Reputation: 133
data={'id':[1,1,1,1,2,2,2,2],
'date1':[datetime.date(2016,1,1),datetime.date(2016,1,2),datetime.date(2016,1,2),datetime.date(2016,1,4),
datetime.date(2016,1,2),datetime.date(2016,1,4),datetime.date(2016,1,3),datetime.date(2016,1,1)],
'date2':[datetime.date(2016,1,5),datetime.date(2016,1,3),datetime.date(2016,1,5),datetime.date(2016,1,5),
datetime.date(2016,1,4),datetime.date(2016,1,5),datetime.date(2016,1,4),datetime.date(2016,1,1)],
'score1':[5,7,3,2,9,3,8,3],
'score2':[1,3,0,5,2,20,7,7]}
df=pd.DataFrame.from_dict(data)
And dataframe df looks like this:
id date1 date2 score1 score2
0 1 2016-01-01 2016-01-05 5 1
1 1 2016-01-02 2016-01-03 7 3
2 1 2016-01-02 2016-01-05 3 0
3 1 2016-01-04 2016-01-05 2 5
4 2 2016-01-02 2016-01-04 9 2
5 2 2016-01-04 2016-01-05 3 20
6 2 2016-01-03 2016-01-04 8 7
7 2 2016-01-01 2016-01-01 3 7
Another dataframe UF that contains ID, usetdate
id usetdate
0 1 2016-01-01
1 1 2016-01-03
2 2 2016-01-04
3 2 2016-01-02
I want to find sum of score1 and score2 against each ID of UF if my date(usetdate) passed is between date1 and date2
id usetdate score1 score2
0 1 2016-01-01 5 1
1 1 2016-01-03 17 9
2 2 2016-01-04 20 29
3 2 2016-01-02 9 2
Upvotes: 2
Views: 525
Reputation: 765
df1.sql.set_alias('df1').join(df2.sql.set_alias('df2'),condition='df1.id=df2.id').filter("usetdate between date1 and date2").aggregate("df2.id,usetdate,sum(score1) score1,sum(score2) score2")
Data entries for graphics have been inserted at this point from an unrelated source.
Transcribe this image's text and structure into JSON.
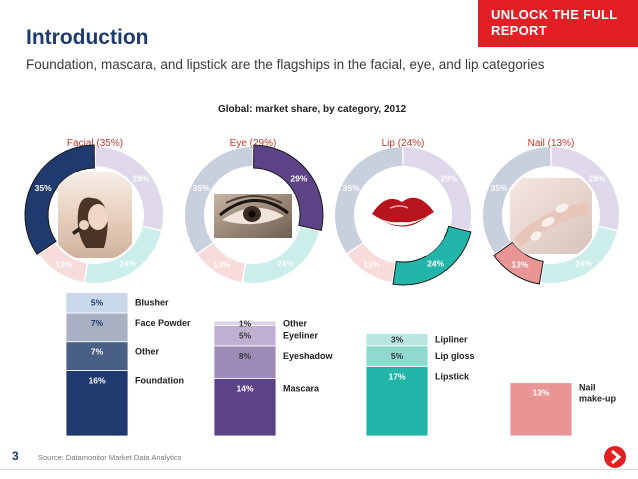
{
  "banner": {
    "text": "UNLOCK THE FULL\nREPORT"
  },
  "header": {
    "title": "Introduction",
    "subtitle": "Foundation, mascara, and lipstick are the flagships in the facial, eye, and lip categories"
  },
  "chart_title": "Global: market share, by category, 2012",
  "footer": {
    "page_number": "3",
    "source": "Source: Datamonitor Market Data Analytics"
  },
  "colors": {
    "facial": "#1f3a6e",
    "eye": "#5c4287",
    "lip": "#22b5aa",
    "nail": "#e99596",
    "ghost_facial": "#c8d0de",
    "ghost_eye": "#ded8ea",
    "ghost_lip": "#cbeeea",
    "ghost_nail": "#f8dcdc",
    "category_label": "#c0392b",
    "brand_red": "#e31e24"
  },
  "chart_data": [
    {
      "type": "pie",
      "title": "Global: market share, by category, 2012",
      "categories": [
        "Facial",
        "Eye",
        "Lip",
        "Nail"
      ],
      "values": [
        35,
        29,
        24,
        13
      ],
      "panels": [
        {
          "label": "Facial (35%)",
          "highlight": "Facial"
        },
        {
          "label": "Eye (29%)",
          "highlight": "Eye"
        },
        {
          "label": "Lip (24%)",
          "highlight": "Lip"
        },
        {
          "label": "Nail (13%)",
          "highlight": "Nail"
        }
      ]
    },
    {
      "type": "bar",
      "stacked": true,
      "title": "",
      "bars": [
        {
          "category": "Facial",
          "segments": [
            {
              "name": "Foundation",
              "value": 16,
              "label": "16%"
            },
            {
              "name": "Other",
              "value": 7,
              "label": "7%"
            },
            {
              "name": "Face Powder",
              "value": 7,
              "label": "7%"
            },
            {
              "name": "Blusher",
              "value": 5,
              "label": "5%"
            }
          ]
        },
        {
          "category": "Eye",
          "segments": [
            {
              "name": "Mascara",
              "value": 14,
              "label": "14%"
            },
            {
              "name": "Eyeshadow",
              "value": 8,
              "label": "8%"
            },
            {
              "name": "Eyeliner",
              "value": 5,
              "label": "5%"
            },
            {
              "name": "Other",
              "value": 1,
              "label": "1%"
            }
          ]
        },
        {
          "category": "Lip",
          "segments": [
            {
              "name": "Lipstick",
              "value": 17,
              "label": "17%"
            },
            {
              "name": "Lip gloss",
              "value": 5,
              "label": "5%"
            },
            {
              "name": "Lipliner",
              "value": 3,
              "label": "3%"
            }
          ]
        },
        {
          "category": "Nail",
          "segments": [
            {
              "name": "Nail make-up",
              "value": 13,
              "label": "13%"
            }
          ]
        }
      ]
    }
  ]
}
┌───────┬────────────┬────────┬────────┐
│ id │ usetdate │ score1 │ score2 │
│ int64 │ varchar │ int128 │ int128 │
├───────┼────────────┼────────┼────────┤
│ 1 │ 2016-01-03 │ 15 │ 4 │
│ 1 │ 2016-01-01 │ 5 │ 1 │
│ 2 │ 2016-01-04 │ 20 │ 29 │
│ 2 │ 2016-01-02 │ 9 │ 2 │
└───────┴────────────┴────────┴────────┘
Upvotes: 0
Reputation: 11
import datetime
import pandas as pd
data={'id':[1,1,1,1,2,2,2,2],
'date1':[datetime.date(2016,1,1),datetime.date(2016,1,2),datetime.date(2016,1,2),datetime.date(2016,1,4),
datetime.date(2016,1,2),datetime.date(2016,1,4),datetime.date(2016,1,3),datetime.date(2016,1,1)],
'date2':[datetime.date(2016,1,5),datetime.date(2016,1,3),datetime.date(2016,1,5),datetime.date(2016,1,5),
datetime.date(2016,1,4),datetime.date(2016,1,5),datetime.date(2016,1,4),datetime.date(2016,1,1)],
'score1':[5,7,3,2,9,3,8,3],
'score2':[1,3,0,5,2,20,7,7]}
df=pd.DataFrame.from_dict(data)
data={'id':[1,1,2,2],
'date':[datetime.date(2016,1,1),datetime.date(2016,1,2),datetime.date(2016,1,2),datetime.date(2016,1,4)]}
df1=pd.DataFrame.from_dict(data)
data1=[]
x=[]
def agg(df,df1):
for i in range(1,2):
x=list(df1.id)
y=list(df1.date)
data1= df[df.id==x[i]]
data2=data1[data1.date1 > y[i]]
data3=data2[data1.date2 < y[i]]
data4=data3.groupby(['id']).agg({"score1":sum})
x.append(data4)
return data4
agg(df,df1)
Please try this
Upvotes: 1
Reputation: 862511
You can create Series
with all datetimes first by date_range
, swap index with values in Series
and DataFrame.join
to original, last aggregate sum
:
s = pd.concat([pd.Series(r.Index,pd.date_range(r.date1, r.date2)) for r in df.itertuples()])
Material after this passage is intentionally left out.